BERLIN (Reuters) - Champions League club Bayer Leverkusen and Schalke 04 will stage their winter training camps in Florida and will play in the Florida Cup as the German clubs look to expand their exposure in North America, they said on Friday.
Leverkusen will play in the eight-team tournament along with Brazilian sides Fluminense and Corinthians as well as Schalke 04 and will make the trip for the second consecutive year. Their two games in the tournament will be on Jan. 10 and 13. The other four teams are still to be confirmed.
“The United States are for us a hugely attractive market and financially very interesting,” said Leverkusen CEO Michael Schade. “Bayer 04 had very good experiences in this respect on their first trip (in January 2015) to Florida and we are convinced that potential sponsors and partners will appreciate this international platform.”
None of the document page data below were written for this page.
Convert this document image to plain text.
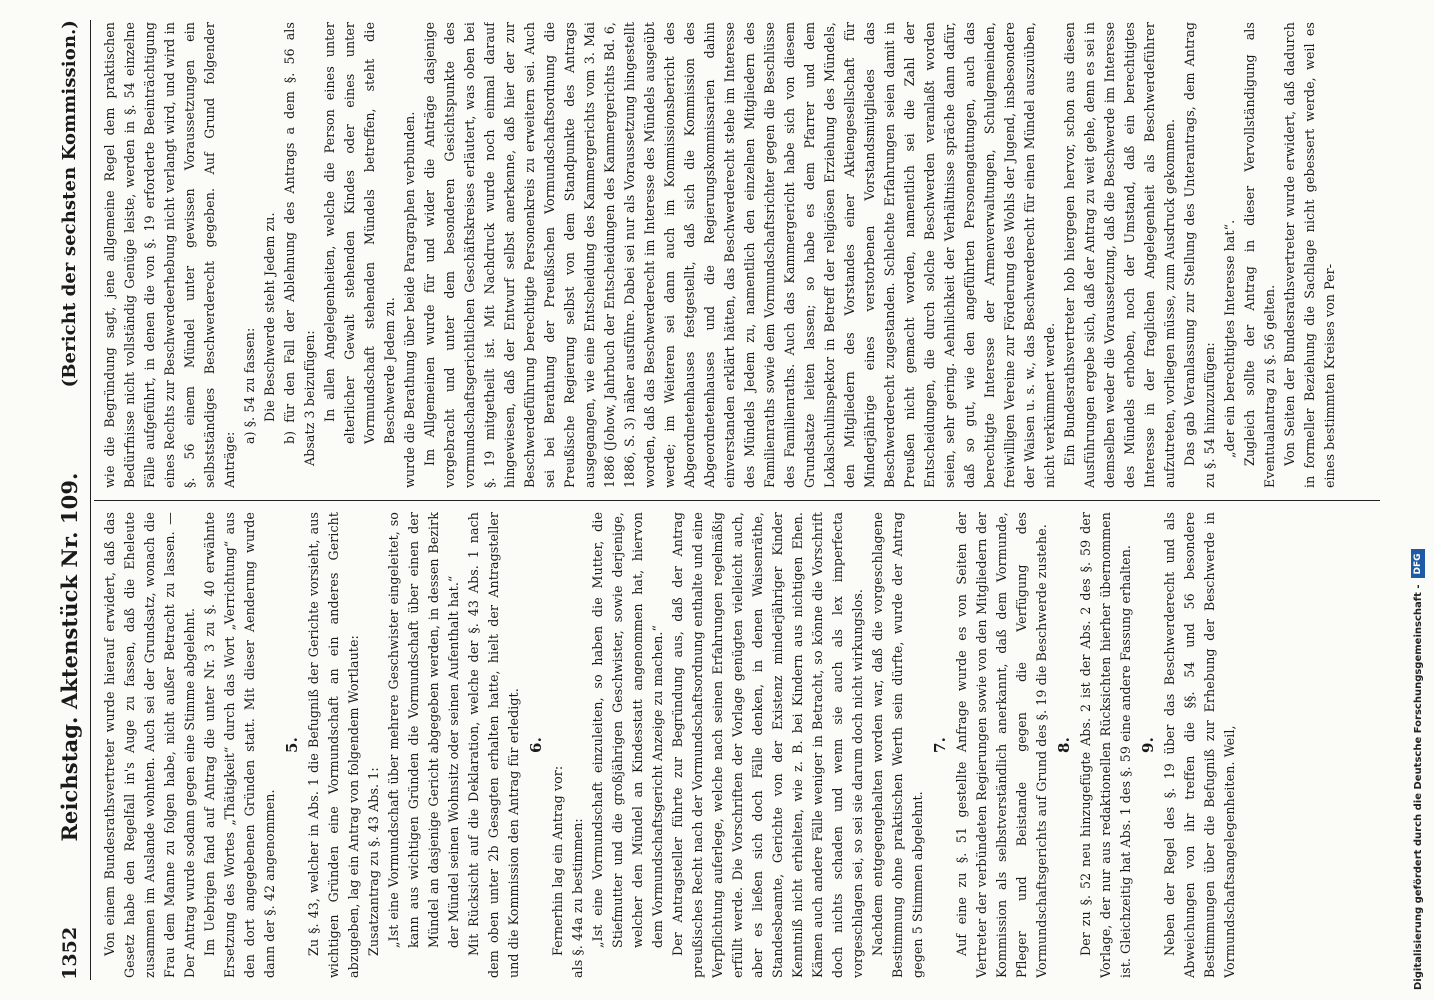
1352
Reichstag. Aktenstück Nr. 109.
(Bericht der sechsten Kommission.)

Von einem Bundesrathsvertreter wurde hierauf erwidert, daß das Gesetz habe den Regelfall in's Auge zu fassen, daß die Eheleute zusammen im Auslande wohnten. Auch sei der Grundsatz, wonach die Frau dem Manne zu folgen habe, nicht außer Betracht zu lassen. — Der Antrag wurde sodann gegen eine Stimme abgelehnt. Im Uebrigen fand auf Antrag die unter Nr. 3 zu §. 40 erwähnte Ersetzung des Wortes „Thätigkeit“ durch das Wort „Verrichtung“ aus den dort angegebenen Gründen statt. Mit dieser Aenderung wurde dann der §. 42 angenommen.

5. Zu §. 43, welcher in Abs. 1 die Befugniß der Gerichte vorsieht, aus wichtigen Gründen eine Vormundschaft an ein anderes Gericht abzugeben, lag ein Antrag von folgendem Wortlaute: Zusatzantrag zu §. 43 Abs. 1: „Ist eine Vormundschaft über mehrere Geschwister eingeleitet, so kann aus wichtigen Gründen die Vormundschaft über einen der Mündel an dasjenige Gericht abgegeben werden, in dessen Bezirk der Mündel seinen Wohnsitz oder seinen Aufenthalt hat.“ Mit Rücksicht auf die Deklaration, welche der §. 43 Abs. 1 nach dem oben unter 2b Gesagten erhalten hatte, hielt der Antragsteller und die Kommission den Antrag für erledigt. 6.

Fernerhin lag ein Antrag vor: als §. 44a zu bestimmen: „Ist eine Vormundschaft einzuleiten, so haben die Mutter, die Stiefmutter und die großjährigen Geschwister, sowie derjenige, welcher den Mündel an Kindesstatt angenommen hat, hiervon dem Vormundschaftsgericht Anzeige zu machen.“ Der Antragsteller führte zur Begründung aus, daß der Antrag preußisches Recht nach der Vormundschaftsordnung enthalte und eine Verpflichtung auferlege, welche nach seinen Erfahrungen regelmäßig erfüllt werde. Die Vorschriften der Vorlage genügten vielleicht auch, aber es ließen sich doch Fälle denken, in denen Waisenräthe, Standesbeamte, Gerichte von der Existenz minderjähriger Kinder Kenntniß nicht erhielten, wie z. B. bei Kindern aus nichtigen Ehen. Kämen auch andere Fälle weniger in Betracht, so könne die Vorschrift doch nichts schaden und wenn sie auch als lex imperfecta vorgeschlagen sei, so sei sie darum doch nicht wirkungslos. Nachdem entgegengehalten worden war, daß die vorgeschlagene Bestimmung ohne praktischen Werth sein dürfte, wurde der Antrag gegen 5 Stimmen abgelehnt.

7. Auf eine zu §. 51 gestellte Anfrage wurde es von Seiten der Vertreter der verbündeten Regierungen sowie von den Mitgliedern der Kommission als selbstverständlich anerkannt, daß dem Vormunde, Pfleger und Beistande gegen die Verfügung des Vormundschaftsgerichts auf Grund des §. 19 die Beschwerde zustehe. 8. Der zu §. 52 neu hinzugefügte Abs. 2 ist der Abs. 2 des §. 59 der Vorlage, der nur aus redaktionellen Rücksichten hierher übernommen ist. Gleichzeitig hat Abs. 1 des §. 59 eine andere Fassung erhalten. 9. Neben der Regel des §. 19 über das Beschwerderecht und als Abweichungen von ihr treffen die §§. 54 und 56 besondere Bestimmungen über die Befugniß zur Erhebung der Beschwerde in Vormundschaftsangelegenheiten. Weil,

wie die Begründung sagt, jene allgemeine Regel dem praktischen Bedürfnisse nicht vollständig Genüge leiste, werden in §. 54 einzelne Fälle aufgeführt, in denen die von §. 19 erforderte Beeinträchtigung eines Rechts zur Beschwerdeerhebung nicht verlangt wird, und wird in §. 56 einem Mündel unter gewissen Voraussetzungen ein selbstständiges Beschwerderecht gegeben. Auf Grund folgender Anträge:

a) §. 54 zu fassen: Die Beschwerde steht Jedem zu. b) für den Fall der Ablehnung des Antrags a dem §. 56 als Absatz 3 beizufügen: In allen Angelegenheiten, welche die Person eines unter elterlicher Gewalt stehenden Kindes oder eines unter Vormundschaft stehenden Mündels betreffen, steht die Beschwerde Jedem zu. wurde die Berathung über beide Paragraphen verbunden. Im Allgemeinen wurde für und wider die Anträge dasjenige vorgebracht und unter dem besonderen Gesichtspunkte des vormundschaftsgerichtlichen Geschäftskreises erläutert, was oben bei §. 19 mitgetheilt ist. Mit Nachdruck wurde noch einmal darauf hingewiesen, daß der Entwurf selbst anerkenne, daß hier der zur Beschwerdeführung berechtigte Personenkreis zu erweitern sei. Auch sei bei Berathung der Preußischen Vormundschaftsordnung die Preußische Regierung selbst von dem Standpunkte des Antrags ausgegangen, wie eine Entscheidung des Kammergerichts vom 3. Mai 1886 (Johow, Jahrbuch der Entscheidungen des Kammergerichts Bd. 6, 1886, S. 3) näher ausführe. Dabei sei nur als Voraussetzung hingestellt worden, daß das Beschwerderecht im Interesse des Mündels ausgeübt werde; im Weiteren sei dann auch im Kommissionsbericht des Abgeordnetenhauses festgestellt, daß sich die Kommission des Abgeordnetenhauses und die Regierungskommissarien dahin einverstanden erklärt hätten, das Beschwerderecht stehe im Interesse des Mündels Jedem zu, namentlich den einzelnen Mitgliedern des Familienraths sowie dem Vormundschaftsrichter gegen die Beschlüsse des Familienraths. Auch das Kammergericht habe sich von diesem Grundsatze leiten lassen; so habe es dem Pfarrer und dem Lokalschulinspektor in Betreff der religiösen Erziehung des Mündels, den Mitgliedern des Vorstandes einer Aktiengesellschaft für Minderjährige eines verstorbenen Vorstandsmitgliedes das Beschwerderecht zugestanden. Schlechte Erfahrungen seien damit in Preußen nicht gemacht worden, namentlich sei die Zahl der Entscheidungen, die durch solche Beschwerden veranlaßt worden seien, sehr gering. Aehnlichkeit der Verhältnisse spräche dann dafür, daß so gut, wie den angeführten Personengattungen, auch das berechtigte Interesse der Armenverwaltungen, Schulgemeinden, freiwilligen Vereine zur Förderung des Wohls der Jugend, insbesondere der Waisen u. s. w., das Beschwerderecht für einen Mündel auszuüben, nicht verkümmert werde. Ein Bundesrathsvertreter hob hiergegen hervor, schon aus diesen Ausführungen ergebe sich, daß der Antrag zu weit gehe, denn es sei in demselben weder die Voraussetzung, daß die Beschwerde im Interesse des Mündels erhoben, noch der Umstand, daß ein berechtigtes Interesse in der fraglichen Angelegenheit als Beschwerdeführer aufzutreten, vorliegen müsse, zum Ausdruck gekommen. Das gab Veranlassung zur Stellung des Unterantrags, dem Antrag zu §. 54 hinzuzufügen: „der ein berechtigtes Interesse hat“. Zugleich sollte der Antrag in dieser Vervollständigung als Eventualantrag zu §. 56 gelten. Von Seiten der Bundesrathsvertreter wurde erwidert, daß dadurch in formeller Beziehung die Sachlage nicht gebessert werde, weil es eines bestimmten Kreises von Per-

Digitalisierung gefördert durch die Deutsche Forschungsgemeinschaft -
DFG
Schalke had spent the past four years preparing for the second half of the Bundesliga season in Qatar in an agreement with the Aspire academy for sports excellence in Doha.
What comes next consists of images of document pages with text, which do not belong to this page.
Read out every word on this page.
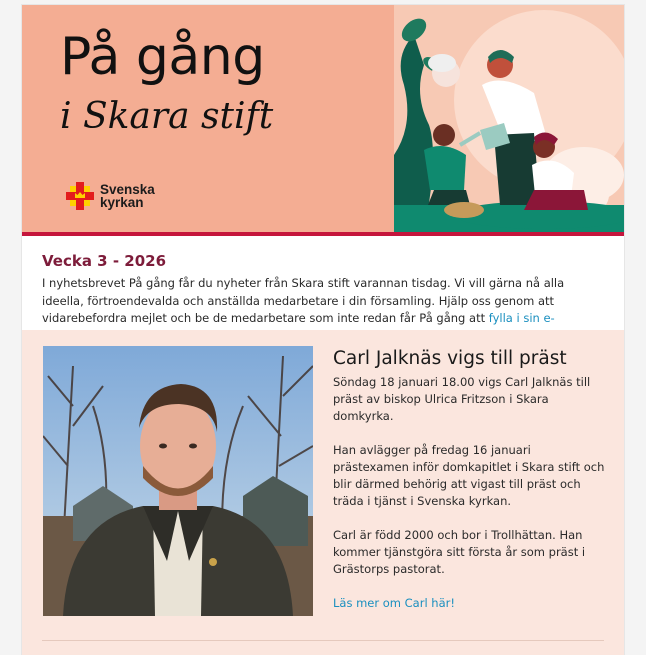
På gång
i Skara stift
Svenska
kyrkan
Vecka 3 - 2026
I nyhetsbrevet På gång får du nyheter från Skara stift varannan tisdag. Vi vill gärna nå alla ideella, förtroendevalda och anställda medarbetare i din församling. Hjälp oss genom att vidarebefordra mejlet och be de medarbetare som inte redan får På gång att fylla i sin e-
Carl Jalknäs vigs till präst

Söndag 18 januari 18.00 vigs Carl Jalknäs till präst av biskop Ulrica Fritzson i Skara domkyrka.

Han avlägger på fredag 16 januari prästexamen inför domkapitlet i Skara stift och blir därmed behörig att vigast till präst och träda i tjänst i Svenska kyrkan.

Carl är född 2000 och bor i Trollhättan. Han kommer tjänstgöra sitt första år som präst i Grästorps pastorat.

Läs mer om Carl här!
The Ruhr valley club said it was time for a change as they were also drawn to America, with soccer gaining considerable ground over other traditional U.S. sports in recent years.
The Major Soccer League is expanding to 23 teams by 2018. MLS grew to 20 clubs this season with Orlando City and New York City FC both joining the league. Two more clubs, Atlanta and a second Los Angeles team, will enter MLS in 2017 as more and more big name European players cross the Atlantic to play there.
The U.S. national teams, both men’s and women‘s, are also witnessing growing support.
“The United States are an important market and so we are happy that we found there the perfect conditions and outstanding climate to set the foundations for a successful second half to the season,” said Schalke marketing director Alexander Jobst said in a statement.
Bundesliga champions Bayern Munich have already got a foothold on the continent, having opened an office in New York last year.